For this, our microcontrollers are equipped with Analog to Digital Converters. We have Analog pins labeled A0 to A5 that can read the analog input voltage and convert that into a digital signal. Refer back to Chapter 3, Components and connections,voltage section. A micro-controller denotes 1 as a high voltage (usually 5V in Arduino) and 0 as low voltage (usually 0V in Arduino). The highest value ADC that can count at 5V is 1023; at 0V it is close to 0. So, if an input signal is of 2.9 volts, we use the ADC to find the value closest to either 0 volts or 5 volts for the system to understand.

The following diagram shows how I would do it:

In nature, when we work with signals in their natural form, this is exactly how they exist too, in a wavy form. It's not exactly the wave I made, but you get the idea, right?

The length and the style of these waves are very different from each other. When we want to read these values using a microcontroller, we will have to covert these waves in the format our micro controllers understand, which consists of 1s and 0s.

The following diagram shows how we can consider values low and high on ADC values:

You will notice that anything in the preceding wave that is higher than the rest is considered high, and everything else is considered low.

The following image shows the Analog Pins on an Arduino Uno:

(http://cdn.instructables.com/FR2/B8NP/G0AMJ75C/FR2B8NPG0AMJ75C.MEDIUM.jpg)

Neurons in our brain carry input signals form the sense organs and output signals to respective part of the body. When I see my friends, I wave my hands to greet them. Neurons take signals from my eyes to the brain, and then the brain sends signals to my hands to wave. Similarly, microcontrollers have input and output lines to connect to sensors to read the inputs and various output lines to connect to the motors or anything else that we want to actuate.

You could also consider input lines as the entry gates to a mall and output lines as exit gates. More often than not, entry gates and exit gates are different from each other.

Registers are very similar in nature to memory. Registers in microcontrollers have very specific hardware-related functions in addition to memory. Hardware registers are used to act like an interface between software and peripherals. They can be imagined as tiny slots that can be used to give data to or take data from. Some registers are used for storing data temporarily, and they might not be physically connected to the pins, but other are physically connected to input/output pins, serial ports, and so on. Talking to these registers is how we perform operations such as running a motor or reading a value from a sensor.

There are three kinds of registers connected to every pin in Arduino: one register is for providing data direction, which means either input or output. You will see this being used at the pinMode() declaration in the code.

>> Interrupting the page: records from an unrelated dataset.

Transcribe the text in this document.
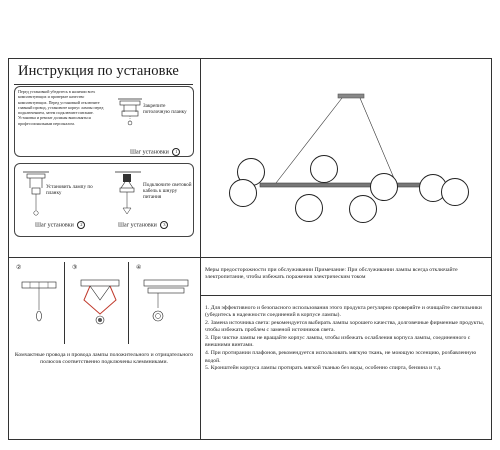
Инструкция по установке
Перед установкой убедитесь в наличии всех комплектующих и проверьте качество комплектующих. Перед установкой отключите главный провод, установите корпус лампы перед подключением, затем подключите питание. Установка и ремонт должны выполняться профессиональным персоналом.
Закрепите потолочную планку
Шаг установки 1
Установить лампу по планку
Подключите световой кабель к шнуру питания
Шаг установки 2	Шаг установки 3
②	③	④
Комчактные провода и провода лампы положительного и отрицательного полюсов соответственно подключены клеммниками.
Меры предосторожности при обслуживании Примечание: При обслуживании лампы всегда отключайте электропитание, чтобы избежать поражения электрическим током

1. Для эффективного и безопасного использования этого продукта регулярно проверяйте и очищайте светильники (убедитесь в надежности соединений в корпусе лампы).

2. Замена источника света: рекомендуется выбирать лампы хорошего качества, долговечные фирменные продукты, чтобы избежать проблем с заменой источников света.

3. При чистке лампы не вращайте корпус лампы, чтобы избежать ослабления корпуса лампы, соединенного с внешними винтами.

4. При протирании плафонов, рекомендуется использовать мягкую ткань, не моющую эссенцию, розбавленную водой.

5. Кронштейн корпуса лампы протирать мягкой тканью без воды, особенно спирта, бензина и т.д.
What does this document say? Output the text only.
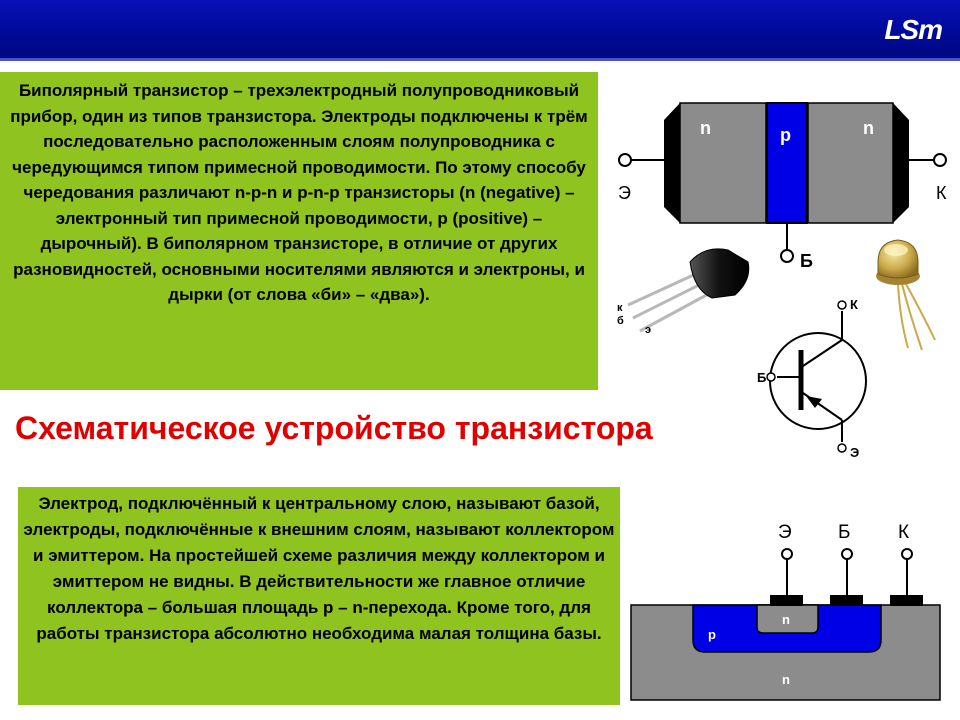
LSm
Биполярный транзистор – трехэлектродный полупроводниковый прибор, один из типов транзистора. Электроды подключены к трём последовательно расположенным слоям полупроводника с чередующимся типом примесной проводимости. По этому способу чередования различают n-p-n и p-n-p транзисторы (n (negative) – электронный тип примесной проводимости, p (positive) – дырочный). В биполярном транзисторе, в отличие от других разновидностей, основными носителями являются и электроны, и дырки (от слова «би» – «два»).
Схематическое устройство транзистора
Электрод, подключённый к центральному слою, называют базой, электроды, подключённые к внешним слоям, называют коллектором и эмиттером. На простейшей схеме различия между коллектором и эмиттером не видны. В действительности же главное отличие коллектора – большая площадь p – n-перехода. Кроме того, для работы транзистора абсолютно необходима малая толщина базы.
n	p	n
Э
Б
К
к
б
э
К
Б
Э
Э Б	К
n
p
n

The second register is called the PORT register. When a pin has been set up as output, the PORT register is used. This is used when we use the digitalWrite() function.

The third register is called the PIN register. When a pin has been set up to read values, it uses the PIN register to read values. This is used during the digitalRead() function.

To break this down, all we need to remember is that Arduino has three different slots that interface the hardware (all input / output pins, memory, ALU, and so on) to the software being written in the micro controller.